O que sobrevive do passado comunista pelas ruas? Talvez as velhinhas vendendo verduras nos caixotes e os quiosques com cigarros, agua, revistas e outras utilidades basicas. Uma certa organizacao do fluxo humano tambem, bem como a ausencia de ocupacao informal da area urbana. No caso de construcoes, vi pouca coisa. Pelo que entendi, boa parte da arquitetura sovietica foi feita fora da area central, que ja era densamente construida. Assim, mansoes e palacios foram transformados em escritorios do Partido Comunista, ou mesmo sedes de sindicatos e museus. Para voces terem uma ideia, a Catedral de Sao Isaac (ver post anterior) foi ocupada na primeira metade da decada de 1930 por um Museu do Ateismo!! Pensando bem, isso faz sentido, se estamos falando do projeto de uma sociedade comunista. O Brasil e que e surreal, afinal o nosso arquiteto mais famoso foi comunista e projetou mais de uma catedral, e nenhum Museu do Ateismo.
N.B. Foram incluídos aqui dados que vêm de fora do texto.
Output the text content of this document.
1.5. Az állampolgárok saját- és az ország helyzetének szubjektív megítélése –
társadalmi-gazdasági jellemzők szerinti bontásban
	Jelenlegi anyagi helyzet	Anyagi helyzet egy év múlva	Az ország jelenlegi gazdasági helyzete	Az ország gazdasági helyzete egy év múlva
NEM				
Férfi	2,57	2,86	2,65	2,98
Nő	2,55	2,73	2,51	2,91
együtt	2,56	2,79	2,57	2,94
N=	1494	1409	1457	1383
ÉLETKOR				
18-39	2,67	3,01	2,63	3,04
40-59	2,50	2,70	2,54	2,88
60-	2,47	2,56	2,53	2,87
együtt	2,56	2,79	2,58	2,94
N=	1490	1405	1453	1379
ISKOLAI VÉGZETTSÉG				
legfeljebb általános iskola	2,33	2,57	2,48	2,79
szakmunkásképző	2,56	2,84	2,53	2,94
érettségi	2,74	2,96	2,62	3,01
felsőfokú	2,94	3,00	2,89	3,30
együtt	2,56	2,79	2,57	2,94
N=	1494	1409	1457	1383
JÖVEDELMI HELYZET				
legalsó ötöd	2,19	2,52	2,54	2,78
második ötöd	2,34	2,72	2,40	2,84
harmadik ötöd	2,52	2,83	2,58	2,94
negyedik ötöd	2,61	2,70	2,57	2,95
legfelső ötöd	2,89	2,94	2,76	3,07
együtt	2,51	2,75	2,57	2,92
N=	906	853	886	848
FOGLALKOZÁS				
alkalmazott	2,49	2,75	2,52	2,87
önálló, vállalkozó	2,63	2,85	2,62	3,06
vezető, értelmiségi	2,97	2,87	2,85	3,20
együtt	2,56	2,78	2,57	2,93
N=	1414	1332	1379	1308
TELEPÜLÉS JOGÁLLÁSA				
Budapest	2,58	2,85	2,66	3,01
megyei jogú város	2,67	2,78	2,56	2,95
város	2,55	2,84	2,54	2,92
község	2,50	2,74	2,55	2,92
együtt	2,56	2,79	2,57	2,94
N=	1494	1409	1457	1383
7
Os espacos nos quais a rua realmente `acontece` sao os parques. Sao nessas areas verdes que as pessoas se encontram, deitam, conversam, namoram e passeiam. Todos os que vi (e estive em areas mais afastadas, como no norte) sao bem cuidados e convidativos. Como ja disse, a cidade e rapida, as ruas compridas e largas, e so os turistas parecem flanar por elas despreocupadamente. E claro que durante o periodo das `noites brancas`, a coisa se altera um pouco. E muito comum ver nego com cerveja pelas ruas, em geral garrafas de meio litro, mas no domingo que fiquei ate duas da matina, nao vi bebedeiras homericas nas margens do Neva. So gente bebendo comportadamente.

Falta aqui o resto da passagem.